OGH 15Os129/08x

15Os129/08xSupreme CourtSep 11, 2008

Full text

OGH 15Os129/08x

  • Dokumenttyp: Entscheidungstext
  • Entscheidungsdatum: 11.09.2008

Kopf

Der Oberste Gerichtshof hat am 11. September 2008 durch die Senatspräsidentin des Obersten Gerichtshofs Dr. Schmucker als Vorsitzende sowie durch die Hofräte des Obersten Gerichtshofs Dr. Danek, Dr. T. Solé und Mag. Lendl sowie die Hofrätin des Obersten Gerichtshofs Dr. Bachner-Foregger als weitere Richter in Gegenwart des Richteramtsanwärters Mag. Metz als Schriftführer in der Strafsache gegen Andreas P***** wegen des Verbrechens der Untreue nach § 153 Abs 1 und Abs 2 StGB über die Nichtigkeitsbeschwerde und die Berufung des Angeklagten gegen das Urteil des Landesgerichts Leoben als Schöffengericht vom 13. Mai 2008, GZ 37 Hv 70/05x-122, nach Anhörung der Generalprokuratur in nichtöffentlicher Sitzung den Beschluss

gefasst:

Spruch

Die Nichtigkeitsbeschwerde wird zurückgewiesen.

Zur Entscheidung über die Berufung werden die Akten dem Oberlandesgericht Graz zugeleitet.

Dem Angeklagten fallen auch die Kosten des bisherigen Rechtsmittelverfahrens zur Last.

Begründung

Gründe:

Mit dem angefochtenen Urteil wurde Andreas P***** im zweiten Rechtsgang des Verbrechens der Untreue nach § 153 Abs 1 und Abs 2 zweiter Fall StGB schuldig erkannt.

Danach hat er vom 1. Juli 2002 bis 31. Oktober 2002 in Leoben die ihm in seiner Eigenschaft als Prokurist und Leiter der Kreditabteilung der bank Filiale L eingeräumte Befugnis, über fremdes Vermögen zu verfügen, dadurch wissentlich missbraucht, dass er hinsichtlich der dem Helmut H***** und dessen Firmen zuzuordnenden Kreditkonten unter Ausschaltung der bankinternen Kontrollmechanismen zu dessen Vorteil weitere Überziehungen im Betrag von 207.531,39 Euro zuließ und dadurch der *****bank einen Schaden von 207.531,39 Euro, somit einen 50.000 Euro übersteigenden Vermögensnachteil zufügte.

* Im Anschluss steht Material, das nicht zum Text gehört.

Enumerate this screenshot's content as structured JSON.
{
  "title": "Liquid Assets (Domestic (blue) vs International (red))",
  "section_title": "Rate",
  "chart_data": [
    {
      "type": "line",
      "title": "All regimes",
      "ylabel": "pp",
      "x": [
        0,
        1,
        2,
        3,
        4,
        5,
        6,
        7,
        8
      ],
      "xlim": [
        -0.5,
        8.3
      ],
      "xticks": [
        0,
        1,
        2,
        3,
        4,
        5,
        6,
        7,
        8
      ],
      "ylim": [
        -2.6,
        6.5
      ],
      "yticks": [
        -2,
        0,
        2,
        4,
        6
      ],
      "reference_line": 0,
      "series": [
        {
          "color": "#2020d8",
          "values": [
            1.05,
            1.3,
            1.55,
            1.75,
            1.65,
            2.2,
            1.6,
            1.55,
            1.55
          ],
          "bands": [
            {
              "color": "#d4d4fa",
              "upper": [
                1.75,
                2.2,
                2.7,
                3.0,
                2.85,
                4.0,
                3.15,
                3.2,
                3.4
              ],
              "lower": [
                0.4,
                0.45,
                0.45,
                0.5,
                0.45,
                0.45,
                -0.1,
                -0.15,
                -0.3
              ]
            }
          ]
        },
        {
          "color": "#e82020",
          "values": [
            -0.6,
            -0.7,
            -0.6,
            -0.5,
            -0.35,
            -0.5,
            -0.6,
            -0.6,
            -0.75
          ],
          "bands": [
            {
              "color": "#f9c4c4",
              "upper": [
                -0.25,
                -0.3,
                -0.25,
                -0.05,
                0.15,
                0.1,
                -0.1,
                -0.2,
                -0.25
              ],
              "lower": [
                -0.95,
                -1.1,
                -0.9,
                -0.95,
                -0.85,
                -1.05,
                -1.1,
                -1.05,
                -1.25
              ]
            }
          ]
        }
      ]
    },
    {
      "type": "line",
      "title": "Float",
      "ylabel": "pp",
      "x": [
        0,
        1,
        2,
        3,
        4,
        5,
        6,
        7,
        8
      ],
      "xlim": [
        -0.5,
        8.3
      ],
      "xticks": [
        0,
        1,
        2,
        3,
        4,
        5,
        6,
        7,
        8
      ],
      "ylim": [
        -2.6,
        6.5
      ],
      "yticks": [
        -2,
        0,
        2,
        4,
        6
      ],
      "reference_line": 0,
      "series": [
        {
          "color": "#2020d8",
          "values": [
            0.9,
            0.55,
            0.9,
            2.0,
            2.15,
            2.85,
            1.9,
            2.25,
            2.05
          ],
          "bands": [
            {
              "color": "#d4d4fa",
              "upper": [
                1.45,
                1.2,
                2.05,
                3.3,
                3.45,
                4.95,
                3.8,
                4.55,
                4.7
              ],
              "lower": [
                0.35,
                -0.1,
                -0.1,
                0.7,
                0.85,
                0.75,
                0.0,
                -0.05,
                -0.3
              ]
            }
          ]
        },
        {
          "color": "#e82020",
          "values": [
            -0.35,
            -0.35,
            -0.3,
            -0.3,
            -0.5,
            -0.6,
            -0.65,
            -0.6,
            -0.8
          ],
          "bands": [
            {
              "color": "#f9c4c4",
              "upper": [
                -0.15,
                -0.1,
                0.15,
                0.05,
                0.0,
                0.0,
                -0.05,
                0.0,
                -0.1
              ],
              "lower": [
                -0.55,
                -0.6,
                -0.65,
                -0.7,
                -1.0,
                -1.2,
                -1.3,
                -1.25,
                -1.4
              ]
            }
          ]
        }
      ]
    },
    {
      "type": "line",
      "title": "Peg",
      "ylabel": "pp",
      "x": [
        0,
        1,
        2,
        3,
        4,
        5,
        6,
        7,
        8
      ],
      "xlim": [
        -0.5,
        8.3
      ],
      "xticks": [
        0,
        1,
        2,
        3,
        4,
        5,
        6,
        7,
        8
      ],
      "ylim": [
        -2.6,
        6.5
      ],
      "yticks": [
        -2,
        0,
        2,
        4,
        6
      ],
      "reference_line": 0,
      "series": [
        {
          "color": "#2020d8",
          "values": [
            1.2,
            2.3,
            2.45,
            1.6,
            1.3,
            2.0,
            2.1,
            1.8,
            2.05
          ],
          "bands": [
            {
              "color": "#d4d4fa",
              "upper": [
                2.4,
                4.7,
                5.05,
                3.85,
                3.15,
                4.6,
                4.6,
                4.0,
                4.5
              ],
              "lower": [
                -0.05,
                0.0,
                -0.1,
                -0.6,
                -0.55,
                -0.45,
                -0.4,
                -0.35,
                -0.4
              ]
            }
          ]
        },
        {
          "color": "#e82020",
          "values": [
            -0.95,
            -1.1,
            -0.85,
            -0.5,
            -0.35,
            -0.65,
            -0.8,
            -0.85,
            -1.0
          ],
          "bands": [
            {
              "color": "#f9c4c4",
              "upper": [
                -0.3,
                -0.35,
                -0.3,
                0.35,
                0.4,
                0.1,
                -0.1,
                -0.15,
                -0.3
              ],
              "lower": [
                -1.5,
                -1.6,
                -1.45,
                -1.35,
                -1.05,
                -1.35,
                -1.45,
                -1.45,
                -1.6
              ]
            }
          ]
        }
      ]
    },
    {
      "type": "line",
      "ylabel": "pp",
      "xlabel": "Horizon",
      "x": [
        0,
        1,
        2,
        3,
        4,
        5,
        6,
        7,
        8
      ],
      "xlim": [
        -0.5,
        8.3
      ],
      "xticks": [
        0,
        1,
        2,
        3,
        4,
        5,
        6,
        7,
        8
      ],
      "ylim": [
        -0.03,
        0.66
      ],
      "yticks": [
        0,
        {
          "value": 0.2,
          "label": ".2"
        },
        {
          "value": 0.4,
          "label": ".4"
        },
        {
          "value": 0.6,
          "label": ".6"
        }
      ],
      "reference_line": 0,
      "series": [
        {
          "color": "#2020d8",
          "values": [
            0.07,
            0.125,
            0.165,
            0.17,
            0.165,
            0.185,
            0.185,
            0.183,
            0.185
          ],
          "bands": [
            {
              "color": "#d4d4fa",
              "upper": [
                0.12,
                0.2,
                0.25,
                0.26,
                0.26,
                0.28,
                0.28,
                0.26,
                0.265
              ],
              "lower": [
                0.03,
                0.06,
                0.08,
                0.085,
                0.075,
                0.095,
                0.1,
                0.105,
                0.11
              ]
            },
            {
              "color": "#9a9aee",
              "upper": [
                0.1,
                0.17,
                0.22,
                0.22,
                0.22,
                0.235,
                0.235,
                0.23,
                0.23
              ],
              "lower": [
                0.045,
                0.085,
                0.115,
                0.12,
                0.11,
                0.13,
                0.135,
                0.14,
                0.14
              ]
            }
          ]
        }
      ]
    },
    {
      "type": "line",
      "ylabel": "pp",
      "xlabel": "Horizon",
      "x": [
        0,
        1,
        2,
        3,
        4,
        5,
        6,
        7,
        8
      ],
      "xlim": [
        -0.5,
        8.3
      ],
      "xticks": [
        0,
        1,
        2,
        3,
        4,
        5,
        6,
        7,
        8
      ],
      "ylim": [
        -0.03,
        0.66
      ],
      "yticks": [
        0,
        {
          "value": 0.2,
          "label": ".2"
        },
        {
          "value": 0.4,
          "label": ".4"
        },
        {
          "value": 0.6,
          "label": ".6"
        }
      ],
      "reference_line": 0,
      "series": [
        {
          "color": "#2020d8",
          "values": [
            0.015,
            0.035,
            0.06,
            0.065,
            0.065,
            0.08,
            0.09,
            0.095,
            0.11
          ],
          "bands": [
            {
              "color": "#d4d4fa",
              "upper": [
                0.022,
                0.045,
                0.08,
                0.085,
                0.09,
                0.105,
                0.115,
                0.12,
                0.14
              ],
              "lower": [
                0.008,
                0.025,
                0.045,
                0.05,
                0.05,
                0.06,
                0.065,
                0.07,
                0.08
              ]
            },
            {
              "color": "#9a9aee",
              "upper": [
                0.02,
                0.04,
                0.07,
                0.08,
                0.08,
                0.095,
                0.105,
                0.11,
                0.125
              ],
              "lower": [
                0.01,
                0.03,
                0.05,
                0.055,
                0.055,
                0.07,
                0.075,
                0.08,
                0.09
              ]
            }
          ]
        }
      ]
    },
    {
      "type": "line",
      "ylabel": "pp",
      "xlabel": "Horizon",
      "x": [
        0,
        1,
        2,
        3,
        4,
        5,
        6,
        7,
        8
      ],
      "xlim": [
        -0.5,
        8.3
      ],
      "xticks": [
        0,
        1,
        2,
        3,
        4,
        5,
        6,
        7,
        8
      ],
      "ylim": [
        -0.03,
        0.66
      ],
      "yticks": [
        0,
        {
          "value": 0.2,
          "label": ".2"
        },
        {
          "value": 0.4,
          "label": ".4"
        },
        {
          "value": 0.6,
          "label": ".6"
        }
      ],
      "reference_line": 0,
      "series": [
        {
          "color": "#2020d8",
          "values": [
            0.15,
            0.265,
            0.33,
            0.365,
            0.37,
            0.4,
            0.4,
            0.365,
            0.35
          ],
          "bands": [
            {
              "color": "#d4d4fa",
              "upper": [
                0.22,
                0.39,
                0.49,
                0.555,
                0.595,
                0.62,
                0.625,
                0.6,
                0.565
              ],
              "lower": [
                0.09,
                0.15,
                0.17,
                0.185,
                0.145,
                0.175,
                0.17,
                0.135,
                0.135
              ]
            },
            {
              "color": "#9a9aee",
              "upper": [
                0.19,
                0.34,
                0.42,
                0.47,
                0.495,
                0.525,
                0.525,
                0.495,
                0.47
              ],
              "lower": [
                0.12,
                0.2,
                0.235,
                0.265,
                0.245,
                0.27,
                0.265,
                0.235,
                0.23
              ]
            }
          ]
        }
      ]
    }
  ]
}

Dagegen richtet sich die auf Z 9 lit a des § 281 Abs 1 StPO gestützte Nichtigkeitsbeschwerde des Angeklagten, die auschließlich die Annahme eines Schädigungsvorsatzes bekämpft; sie schlägt fehl. Gegenstand von Rechts- und Subsumtionsrüge ist der Vergleich des zur Anwendung gebrachten materiellen Rechts, einschließlich prozessualer Verfolgungsvoraussetzungen, mit dem festgestellten Sachverhalt. Die gesetzesgemäße Ausführung eines materiell-rechtlichen Nichtigkeitsgrunds hat daher das Festhalten am gesamten im Urteil festgestellten Sachverhalt, dessen Vergleich mit dem darauf anzuwendenden Gesetz und die Behauptung, dass das Erstgericht bei Beurteilung dieses Sachverhalts einem Rechtsirrtum unterlegen ist, zur Voraussetzung (Ratz, WK-StPO § 281 Rz 581; RIS-Justiz RS0099810). Indem die Rüge - Ergebnisse des Beweisverfahrens eigenständig interpretierend - auf eine geplante „Umschuldung" des Helmut H***** hinweist und darauf basierend den konstatierten Schädigungsvorsatz des Angeklagten bestreitet, geht sie nicht von den Feststellungen der Tatrichter aus, wonach es der Angeklagte in Kauf nahm und sich damit abfand, dass durch den Befugnismissbrauch die bank L im Gesamtbetrag von 207.531,39 Euro geschädigt würde (US 7). Auch die Rechtsausführungen der Beschwerde, die von einer (bloß) bewussten Fahrlässigkeit des Angeklagten ausgehen, nehmen nicht an den Konstatierungen des Erstgerichts Maß und verfehlen so die gebotene Orientierung am Verfahrensrecht.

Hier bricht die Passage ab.